Today’s rule is an Illegal Procedure major penalty. Much like yesterday’s rule, it is a penalty for illegal reentry to the track. Even though it seems like this would be a Cutting rule, penalties for Cutting are issued for reentering in front of in play skaters while illegal reentry is penalized for reentering in front of pack skaters. There is, of course, specifics to when illegal reentry penalties are issued, such as this rule, which is issued for illegal reentry after addressing mid jam equipment malfunction. If a skater leaves to the track to address an equipment malfunction during a jam and returns to the track in front of more than one pack skater, she will receive a major penalty.


Wednesday, October 3, 2012

6.13.27 Removing required safety equipment (see Section 7.3.6 and Section 10.1.1).

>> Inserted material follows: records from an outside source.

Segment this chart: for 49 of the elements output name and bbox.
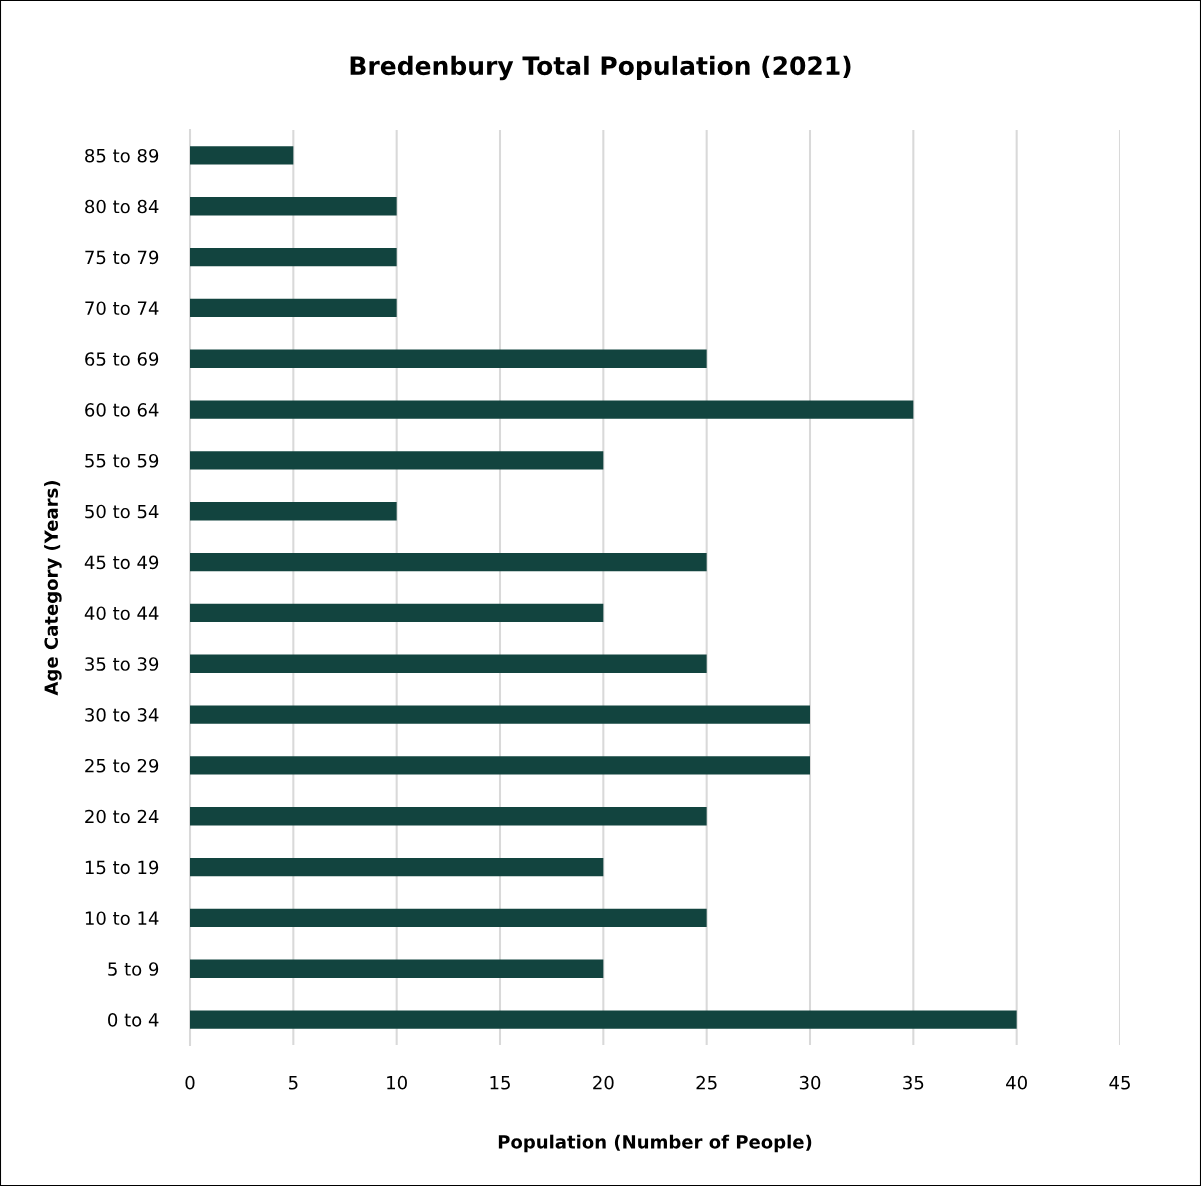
bar	[190, 603, 604, 623]
y-tick-label: 35 to 39	[85, 657, 159, 671]
bar	[190, 502, 397, 521]
y-tick-label: 60 to 64	[85, 403, 159, 417]
bar	[190, 807, 707, 826]
bar	[190, 451, 604, 470]
x-tick-label: 35	[903, 1075, 924, 1090]
bar	[190, 298, 397, 318]
bar	[190, 349, 707, 368]
y-axis-title: Age Category (Years)	[44, 481, 62, 696]
bar	[190, 247, 397, 267]
y-tick-label: 65 to 69	[85, 352, 159, 366]
y-tick-label: 30 to 34	[85, 708, 159, 722]
x-tick-label: 5	[288, 1076, 298, 1090]
x-tick-label: 45	[1109, 1076, 1130, 1090]
y-tick-label: 50 to 54	[85, 504, 159, 519]
x-tick-label: 15	[490, 1076, 510, 1090]
bar	[190, 756, 810, 775]
bar	[190, 197, 397, 216]
bar	[190, 654, 707, 673]
y-tick-label: 20 to 24	[85, 809, 159, 824]
bar	[190, 857, 604, 877]
y-tick-label: 15 to 19	[85, 860, 159, 875]
bar	[190, 908, 707, 928]
bar	[190, 959, 604, 978]
y-tick-label: 25 to 29	[85, 758, 159, 773]
x-tick-label: 10	[387, 1075, 407, 1090]
bar	[190, 705, 810, 724]
y-tick-label: 80 to 84	[85, 199, 159, 214]
y-tick-label: 70 to 74	[85, 301, 159, 316]
bar	[190, 552, 707, 572]
y-tick-label: 40 to 44	[84, 606, 159, 621]
chart-title: Bredenbury Total Population (2021)	[350, 55, 851, 81]
y-tick-label: 45 to 49	[84, 555, 159, 570]
y-tick-label: 0 to 4	[108, 1013, 159, 1027]
x-tick-label: 20	[593, 1075, 614, 1090]
bar	[190, 1010, 1017, 1029]
y-tick-label: 55 to 59	[85, 453, 159, 468]
bar	[190, 400, 914, 419]
y-tick-label: 10 to 14	[85, 911, 159, 926]
bar	[190, 146, 294, 165]
y-tick-label: 5 to 9	[108, 962, 159, 976]
x-tick-label: 30	[799, 1075, 821, 1090]
x-tick-label: 0	[185, 1075, 195, 1090]
x-axis-title: Population (Number of People)	[498, 1134, 812, 1153]
y-tick-label: 85 to 89	[85, 148, 159, 163]
y-tick-label: 75 to 79	[85, 250, 159, 265]
x-tick-label: 40	[1006, 1075, 1027, 1090]
x-tick-label: 25	[696, 1075, 717, 1090]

Today's rule is an Illegal Procedure major penalty. Removing safety equipment is a major penalty to the offending skater. However, this doesn't apply always. This rule references 10.1.1 which says that "protective gear must be worn while skating in a jam, including to and from the penalty box", while 7.3.6 allows a skater to remove their mouthguard while in the penalty box, but only when they are seated. Thus, if a skater is not skating in a jam (meaning she is in her bench area) then she will not receive a penalty for removing safety equipment. Skaters are allowed to leave and rejoin a jam to address an equipment malfunction, however they may not remove the equipment if they are in the jam. So, if a skater is having trouble with a knee or elbow pad, for example, they may skate out of bounds to adjust the pad and get it tightened, straightened, or do whatever else is necessary, so long as it is not removed.


Monday, October 1, 2012

6.13.26 Too many skaters and/or team support staff in the designated team area. The penalty is issued to the Pivot at the time the Penalty is determined. If there is no Pivot in that jam, the penalty is issued to the Captain in all circumstances.

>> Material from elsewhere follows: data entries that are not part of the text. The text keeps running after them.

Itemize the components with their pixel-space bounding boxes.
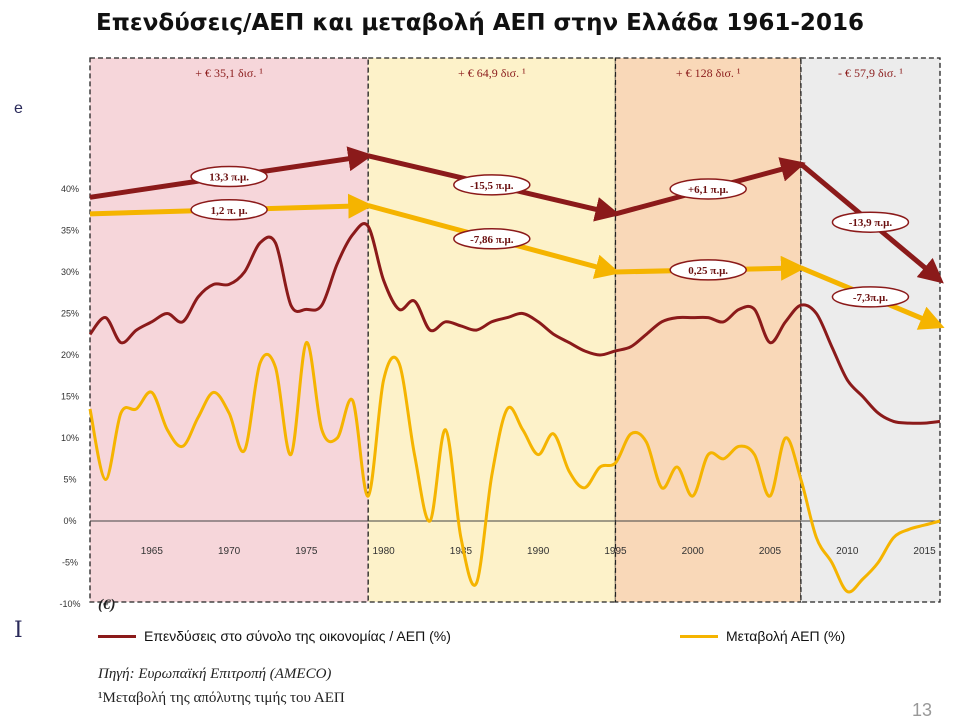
slide-title: Επενδύσεις/ΑΕΠ και μεταβολή ΑΕΠ στην Ελλ… bbox=[96, 10, 864, 36]
period-band bbox=[614, 57, 802, 603]
legend-investment-swatch bbox=[98, 634, 136, 638]
x-tick-label: 1990 bbox=[527, 546, 550, 557]
x-tick-label: 1975 bbox=[295, 546, 318, 557]
trend-bubble-label: -13,9 π.μ. bbox=[849, 217, 893, 229]
period-band bbox=[89, 57, 369, 603]
currency-label: (€) bbox=[98, 597, 116, 613]
trend-bubble bbox=[453, 174, 531, 196]
trend-annotations: 13,3 π.μ. -15,5 π.μ. +6,1 π.μ. -13,9 π.μ. 1,… bbox=[89, 146, 945, 330]
trend-bubble bbox=[190, 165, 268, 188]
axes: 1965 1970 1975 1980 1985 1990 1995 2000 2005 2010… bbox=[59, 184, 940, 609]
source-note: Πηγή: Ευρωπαϊκή Επιτροπή (AMECO) bbox=[98, 666, 332, 682]
legend-investment: Επενδύσεις στο σύνολο της οικονομίας / Α… bbox=[98, 628, 451, 644]
x-tick-label: 1985 bbox=[450, 546, 473, 557]
y-tick-label: 20% bbox=[61, 350, 79, 360]
period-label: - € 57,9 δισ. ¹ bbox=[838, 66, 903, 80]
y-tick-label: 30% bbox=[61, 267, 79, 277]
page-number: 13 bbox=[911, 700, 932, 720]
x-tick-label: 2015 bbox=[913, 546, 936, 557]
period-band bbox=[367, 57, 617, 603]
period-bands: + € 35,1 δισ. ¹ + € 64,9 δισ. ¹ + € 128 δι… bbox=[89, 57, 941, 603]
trend-bubble-label: -7,3π.μ. bbox=[853, 292, 888, 304]
trend-bubble bbox=[669, 178, 747, 200]
series-investment-line bbox=[88, 222, 941, 425]
trend-bubble-label: 0,25 π.μ. bbox=[688, 265, 728, 277]
y-tick-label: -10% bbox=[59, 599, 80, 609]
x-tick-label: 1980 bbox=[373, 546, 396, 557]
period-band bbox=[800, 57, 941, 603]
legend-gdp-label: Μεταβολή ΑΕΠ (%) bbox=[726, 628, 846, 644]
trend-bubble-label: 1,2 π. μ. bbox=[211, 205, 248, 217]
y-tick-label: 5% bbox=[63, 475, 76, 485]
y-tick-label: 40% bbox=[61, 184, 79, 194]
trend-bubble bbox=[669, 259, 747, 281]
trend-bubble-label: -7,86 π.μ. bbox=[470, 234, 514, 246]
trend-bubble bbox=[453, 228, 531, 250]
x-tick-label: 1965 bbox=[141, 546, 164, 557]
edge-mark-top: e bbox=[14, 100, 23, 117]
y-tick-label: 0% bbox=[63, 516, 76, 526]
x-tick-label: 2010 bbox=[836, 546, 859, 557]
trend-bubble-label: +6,1 π.μ. bbox=[688, 184, 729, 196]
trend-bubble-label: -15,5 π.μ. bbox=[470, 180, 514, 192]
period-label: + € 35,1 δισ. ¹ bbox=[195, 66, 263, 80]
series-group bbox=[88, 222, 941, 594]
series-gdp-line bbox=[88, 341, 941, 594]
period-label: + € 128 δισ. ¹ bbox=[676, 66, 741, 80]
y-tick-label: 15% bbox=[61, 392, 79, 402]
x-tick-label: 2000 bbox=[682, 546, 705, 557]
legend-gdp: Μεταβολή ΑΕΠ (%) bbox=[680, 628, 845, 644]
x-tick-label: 1970 bbox=[218, 546, 241, 557]
trend-bubble bbox=[190, 199, 268, 221]
trend-bubble-label: 13,3 π.μ. bbox=[209, 172, 249, 184]
y-tick-label: 10% bbox=[61, 433, 79, 443]
footnote: ¹Μεταβολή της απόλυτης τιμής του ΑΕΠ bbox=[98, 690, 345, 706]
x-tick-label: 2005 bbox=[759, 546, 782, 557]
legend-investment-label: Επενδύσεις στο σύνολο της οικονομίας / Α… bbox=[144, 628, 451, 644]
edge-mark-bottom: I bbox=[14, 618, 23, 643]
trend-bubble bbox=[831, 286, 910, 308]
y-tick-label: -5% bbox=[62, 558, 78, 568]
period-label: + € 64,9 δισ. ¹ bbox=[458, 66, 526, 80]
y-tick-label: 25% bbox=[61, 309, 79, 319]
x-tick-label: 1995 bbox=[604, 546, 627, 557]
y-tick-label: 35% bbox=[61, 226, 79, 236]
legend-gdp-swatch bbox=[680, 634, 718, 638]
trend-bubble bbox=[831, 211, 910, 233]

Today's rule is an Illegal Procedure major penalty. This is, at times, a penalty that is easy to issue, and at others a difficult one. Rule 2.1.4 allows up to two non-rostered support staff to be in the team bench area during a game. This is interesting because there's no clear definition of what the "team bench area" is. There isn't a rule that requires the team bench area to be remarked by a tape line, rope, or any such marker. Thus, it is not so obvious to know when a team has more than two support staff on the bench. If a game is played in a hockey arena, and the teams use the rink benches as their team benches, then it is more obvious where the team bench area is. If the venue is open and there is spectator seating behind the benches, then it becomes more difficult to tell where the bench area is. One of the qualifiers that can be used to determine if a team has more than two support staff if it isn't clear, is if more than two people are integrating with the skaters on the bench. If, for example, there is a third person behind the bench handing helmet covers to skaters, then they would be considered a third support staff. If, however, the third person is just talking to the skaters, they wouldn't be considered an extra support staff member. After all, there is no rule preventing communication to and from the bench with audience members.

This penalty is issued to the active pivot at the time it is issued. If the penalty is issued between jams then it would go to the pivot from the previous jam. After all, prior to a jam starting there is technically no pivot, since any number of people can be standing on the track wearing a pivot helmet cover up until the jam start whistle without incurring a penalty. If there was no pivot in the previous jam, then the major goes to the captain.